When educational attainment was modelled as predictor, we found an average increase of 2.1 IQ points per year in the g latent factor. This latter finding is largely consistent with Ceci (1991) and Gustafsson (2001). Regarding the relationship between FSI and educational attainment, we conclude that it is mainly explained by the latent general factor (64%).

The authors kindly reach out to their hard pressed (or lazy) clinical and educational psychologists:

There might be time constraints requiring the selection of a reduced
number of tests for measuring g. In this latter case, those interested in choosing the purest intelligence measure (less influenced by educational attainment) might consider skipping the administration of the Information, Similarities, Comprehension, and Coding subtests. Matrix Reasoning and Figure Weights,
are the measures less influenced by formal education.

In sum, this paper helps us to understand the underpinnings of the test which is regarded as the gold standard for individual psychometric assessment. All tests have to evolve, but none can escape the need to sample widely and carefully, and to restrict the scores to those which are reliable and valid. In my view the Wechsler test producers should use more subtests and offer fewer factor scores.


  1. For more on the shenanigans of test publishers, see this thorough review of the WISC-V by Canivez and Watkins.

    1. thank you. An illuminating attempt at replication

  2. there's a continuum - on one end we can measure many different-ish things in a cursory manner, on the other end we can measure very few things way too many times - no sense in measuring the same thing 10 times:)

    a composite based on only 2 or 3 subtests may have high reliability - or not - it depends on those pesky subtests (reliability/intercorrelations/& the sample)

    factors definitely depend upon what tests are in the mix. factor stability of traditional ability tasks doesn't very much unless given to a group without much variability - say to a very low ability (or very young) group - they will have fewer factors. but g is always there:)

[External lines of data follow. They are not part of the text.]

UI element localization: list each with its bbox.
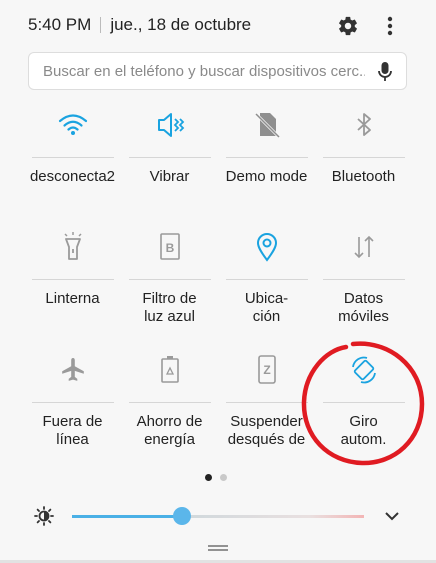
svg-text:B: B: [165, 241, 174, 255]
status-bar: 5:40 PM jue., 18 de octubre: [0, 0, 436, 50]
tile-label: Vibrar: [149, 168, 190, 185]
demo-mode-icon: [254, 112, 280, 139]
tile-divider: [129, 279, 211, 280]
tile-divider: [32, 402, 114, 403]
separator: [100, 17, 102, 33]
tile-divider: [323, 279, 405, 280]
page-dot-active: [205, 474, 212, 481]
annotation-circle: [301, 341, 425, 466]
vibrate-icon: [157, 113, 184, 137]
power-saving-icon: [160, 356, 179, 383]
gear-icon[interactable]: [337, 15, 359, 37]
tile-divider: [32, 157, 114, 158]
tile-label: Datos móviles: [338, 290, 389, 325]
blue-light-filter-icon: B: [159, 233, 180, 260]
airplane-icon: [61, 358, 84, 381]
location-icon: [256, 233, 277, 262]
tile-label: Linterna: [45, 290, 100, 307]
screen-timeout-icon: Z: [257, 355, 276, 384]
svg-text:Z: Z: [263, 363, 270, 377]
tile-divider: [323, 157, 405, 158]
tile-label: Demo mode: [225, 168, 308, 185]
tile-divider: [32, 279, 114, 280]
tile-label: Bluetooth: [331, 168, 396, 185]
tile-divider: [226, 279, 308, 280]
search-placeholder: Buscar en el teléfono y buscar dispositi…: [43, 62, 365, 80]
tile-divider: [129, 402, 211, 403]
tile-label: Ubica- ción: [244, 290, 289, 325]
clock: 5:40 PM: [28, 15, 92, 34]
brightness-icon: [34, 506, 54, 526]
tile-divider: [129, 157, 211, 158]
slider-track: [182, 515, 364, 518]
tile-label: Ahorro de energía: [136, 413, 203, 448]
slider-thumb[interactable]: [173, 507, 191, 525]
brightness-slider[interactable]: [0, 500, 436, 532]
slider-track-filled: [72, 515, 182, 518]
microphone-icon[interactable]: [376, 61, 394, 83]
flashlight-icon: [63, 232, 82, 260]
tile-divider: [226, 157, 308, 158]
search-input[interactable]: Buscar en el teléfono y buscar dispositi…: [28, 52, 407, 90]
more-options-icon[interactable]: [380, 14, 400, 38]
tile-label: Fuera de línea: [42, 413, 103, 448]
tile-label: desconecta2: [29, 168, 116, 185]
page-dot: [220, 474, 227, 481]
mobile-data-icon: [353, 235, 374, 259]
tile-label: Filtro de luz azul: [142, 290, 197, 325]
bluetooth-icon: [356, 113, 371, 136]
chevron-down-icon[interactable]: [384, 510, 400, 522]
date: jue., 18 de octubre: [110, 15, 252, 34]
wifi-icon: [58, 114, 87, 135]
drag-handle-icon[interactable]: [208, 545, 228, 551]
tile-divider: [226, 402, 308, 403]
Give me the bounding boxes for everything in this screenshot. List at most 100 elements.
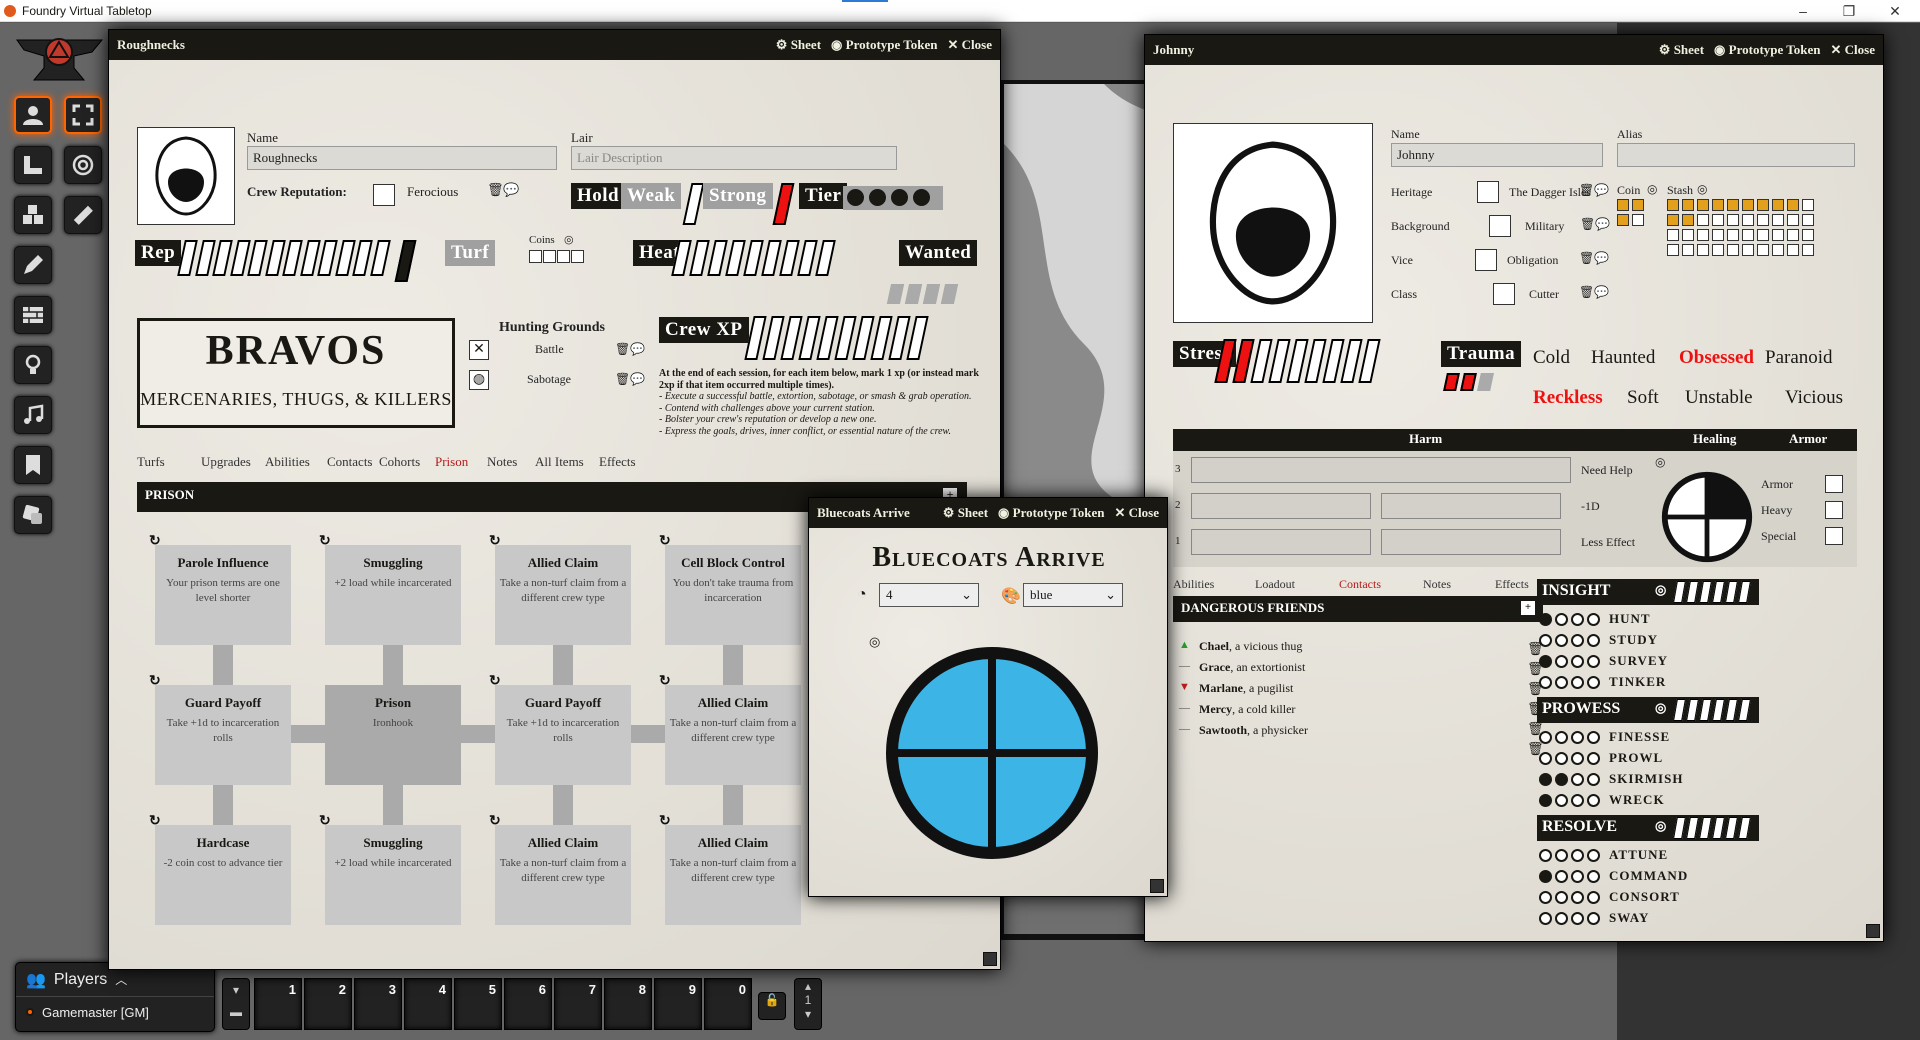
stash-box[interactable] (1772, 244, 1784, 256)
stash-box[interactable] (1772, 199, 1784, 211)
skill-dot[interactable] (1555, 751, 1568, 765)
stash-box[interactable] (1682, 244, 1694, 256)
sound-controls-button[interactable] (14, 396, 52, 434)
measure-controls-button[interactable] (14, 146, 52, 184)
stash-box[interactable] (1787, 244, 1799, 256)
trauma-obsessed[interactable]: Obsessed (1679, 347, 1754, 369)
hold-strong-toggle[interactable]: Strong (703, 183, 773, 209)
foundry-logo[interactable] (12, 30, 107, 90)
stash-box[interactable] (1727, 214, 1739, 226)
stash-box[interactable] (1802, 229, 1814, 241)
trauma-unstable[interactable]: Unstable (1685, 387, 1753, 409)
tiles-controls-button[interactable] (14, 196, 52, 234)
prototype-token-button[interactable]: ◉ Prototype Token (998, 505, 1104, 521)
attribute-xp-tick[interactable] (1725, 817, 1738, 839)
skill-dot[interactable] (1587, 793, 1600, 807)
token-controls-button[interactable] (14, 96, 52, 134)
skill-dot[interactable] (1555, 730, 1568, 744)
skill-dot[interactable] (1587, 890, 1600, 904)
macro-slot[interactable]: 6 (504, 978, 552, 1030)
heat-tick[interactable] (797, 240, 818, 276)
sheet-config-button[interactable]: ⚙ Sheet (776, 37, 821, 53)
stash-box[interactable] (1802, 214, 1814, 226)
macro-slot[interactable]: 4 (404, 978, 452, 1030)
refresh-icon[interactable]: ↻ (489, 813, 501, 830)
tab-contacts[interactable]: Contacts (327, 454, 373, 470)
coin-box[interactable] (529, 250, 542, 263)
char-name-input[interactable]: Johnny (1391, 143, 1603, 167)
attribute-xp-tick[interactable] (1712, 581, 1725, 603)
attribute-xp-tick[interactable] (1712, 817, 1725, 839)
trauma-reckless[interactable]: Reckless (1533, 387, 1603, 409)
page-up-icon[interactable]: ▴ (795, 979, 821, 993)
add-icon[interactable]: + (1521, 601, 1535, 615)
stash-box[interactable] (1727, 244, 1739, 256)
skill-dot[interactable] (1587, 751, 1600, 765)
macro-slot[interactable]: 5 (454, 978, 502, 1030)
tab-turfs[interactable]: Turfs (137, 454, 165, 470)
macro-slot[interactable]: 7 (554, 978, 602, 1030)
stash-box[interactable] (1667, 229, 1679, 241)
minimize-icon[interactable]: – (1780, 0, 1826, 22)
tab-abilities[interactable]: Abilities (265, 454, 310, 470)
tab-upgrades[interactable]: Upgrades (201, 454, 251, 470)
detail-actions[interactable]: 🗑💬 (1580, 217, 1610, 232)
skill-dot[interactable] (1571, 869, 1584, 883)
stash-box[interactable] (1802, 199, 1814, 211)
skill-dot[interactable] (1539, 772, 1552, 786)
skill-finesse[interactable]: FINESSE (1539, 729, 1670, 745)
hunting-sabotage-actions[interactable]: 🗑💬 (615, 372, 645, 387)
prison-node[interactable]: Smuggling +2 load while incarcerated (325, 825, 461, 925)
crew-name-input[interactable]: Roughnecks (247, 146, 557, 170)
skill-dot[interactable] (1539, 633, 1552, 647)
stash-box[interactable] (1742, 244, 1754, 256)
prison-node[interactable]: Allied Claim Take a non-turf claim from a… (665, 685, 801, 785)
skill-dot[interactable] (1555, 772, 1568, 786)
skill-dot[interactable] (1571, 730, 1584, 744)
tier-dot[interactable] (869, 189, 886, 206)
skill-dot[interactable] (1587, 911, 1600, 925)
macro-slot[interactable]: 8 (604, 978, 652, 1030)
skill-dot[interactable] (1571, 793, 1584, 807)
trauma-tick[interactable] (1460, 373, 1477, 391)
stash-box[interactable] (1772, 229, 1784, 241)
prison-node[interactable]: Allied Claim Take a non-turf claim from a… (665, 825, 801, 925)
contact-entry[interactable]: Marlane, a pugilist (1199, 681, 1293, 696)
refresh-icon[interactable]: ↻ (659, 533, 671, 550)
skill-dot[interactable] (1555, 793, 1568, 807)
skill-wreck[interactable]: WRECK (1539, 792, 1665, 808)
stash-box[interactable] (1802, 244, 1814, 256)
page-down-icon[interactable]: ▾ (795, 1007, 821, 1021)
rep-tick[interactable] (212, 240, 233, 276)
maximize-icon[interactable]: ❐ (1826, 0, 1872, 22)
attribute-xp-tick[interactable] (1725, 581, 1738, 603)
skill-dot[interactable] (1571, 911, 1584, 925)
skill-dot[interactable] (1539, 911, 1552, 925)
skill-dot[interactable] (1571, 751, 1584, 765)
attribute-xp-tick[interactable] (1738, 581, 1751, 603)
window-header[interactable]: Johnny ⚙ Sheet ◉ Prototype Token ✕ Close (1145, 35, 1883, 65)
refresh-icon[interactable]: ↻ (149, 673, 161, 690)
dice-controls-button[interactable] (14, 496, 52, 534)
skill-consort[interactable]: CONSORT (1539, 889, 1680, 905)
stash-box[interactable] (1742, 199, 1754, 211)
skill-dot[interactable] (1539, 654, 1552, 668)
clock-size-select[interactable]: 4 ⌄ (879, 583, 979, 607)
contact-entry[interactable]: Grace, an extortionist (1199, 660, 1305, 675)
lock-icon[interactable]: 🔓 (758, 992, 786, 1020)
trauma-paranoid[interactable]: Paranoid (1765, 347, 1833, 369)
hunting-battle-actions[interactable]: 🗑💬 (615, 342, 645, 357)
hold-marker-strong[interactable] (772, 183, 795, 225)
heat-tick[interactable] (743, 240, 764, 276)
alias-input[interactable] (1617, 143, 1855, 167)
armor-checkbox[interactable] (1825, 501, 1843, 519)
tab-effects[interactable]: Effects (1495, 577, 1529, 592)
contact-neutral-icon[interactable]: — (1179, 702, 1190, 714)
trauma-cold[interactable]: Cold (1533, 347, 1570, 369)
hunting-sabotage-icon[interactable]: ◍ (469, 370, 489, 390)
prison-node[interactable]: Allied Claim Take a non-turf claim from a… (495, 825, 631, 925)
wanted-tick[interactable] (904, 284, 923, 304)
stash-box[interactable] (1682, 229, 1694, 241)
refresh-icon[interactable]: ↻ (489, 533, 501, 550)
skill-dot[interactable] (1539, 612, 1552, 626)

    the WJ-IV replaced many of their WJ-III GIA subtests (relegating old ones to the supplemental bin). some folks question why we were giving them all those years if they didn't work well enough to be included in the new GIA. some call it progress.

    all IQ tests are works in progress (as is science!) yet marketing departments never want to call them "works in progress" - they want to change them as little as necessary to appear up to date, but not so much they are unrecognizable & hence too much work to (re)learn!

    marketing would be happy with "now more scores from fewer tests! less work - more scores! buy now!" :)

    1. Thanks for your comments, which I agree with, and always welcome.

  3. Regarding the Spanish Inquisition: https://m.youtube.com/watch?v=d3N0uEGVv48

    1. It was the early part of that film which I had in mind. Thanks!

  4. A small point: "Ritchie et al. (2015) found that years of education directly predicted performance on ... Matrix Reasoning .... " doesn't seem entirely consistent with "Matrix Reasoning and Figure Weights are the measures less influenced by formal education".

    A second point, and meant seriously not sarcastically: what is the point nowadays of research into measuring IQ? I have the impression that IQ is such an anti-PC concept that many organisations are reluctant to use it - particularly many organisations in the US. Or am I simply wrong in that impression?

    1. I summarised a more lengthy explanation thus: Only three tests showed lower loadings as educational level increased. Schooling might reduce the effect of some abilities required in the Matrix Reasoning Task. In the higher educational levels, Matrix Reasoning would be a purer indicator of the general factor.
      So, it is about the diminishing effects at higher levels of education.
      On your second point, organisations are still interested in testing intelligence, though the tests usually have other names. Government bodies are usually more evasive (the US military can test intelligence so long as they don't say so too loudly) but private companies test "ability" "readiness" "thinking skills" and so on, avidly.

  5. My reply seems to have vanished into the ether so I repeat my thanks for this answer.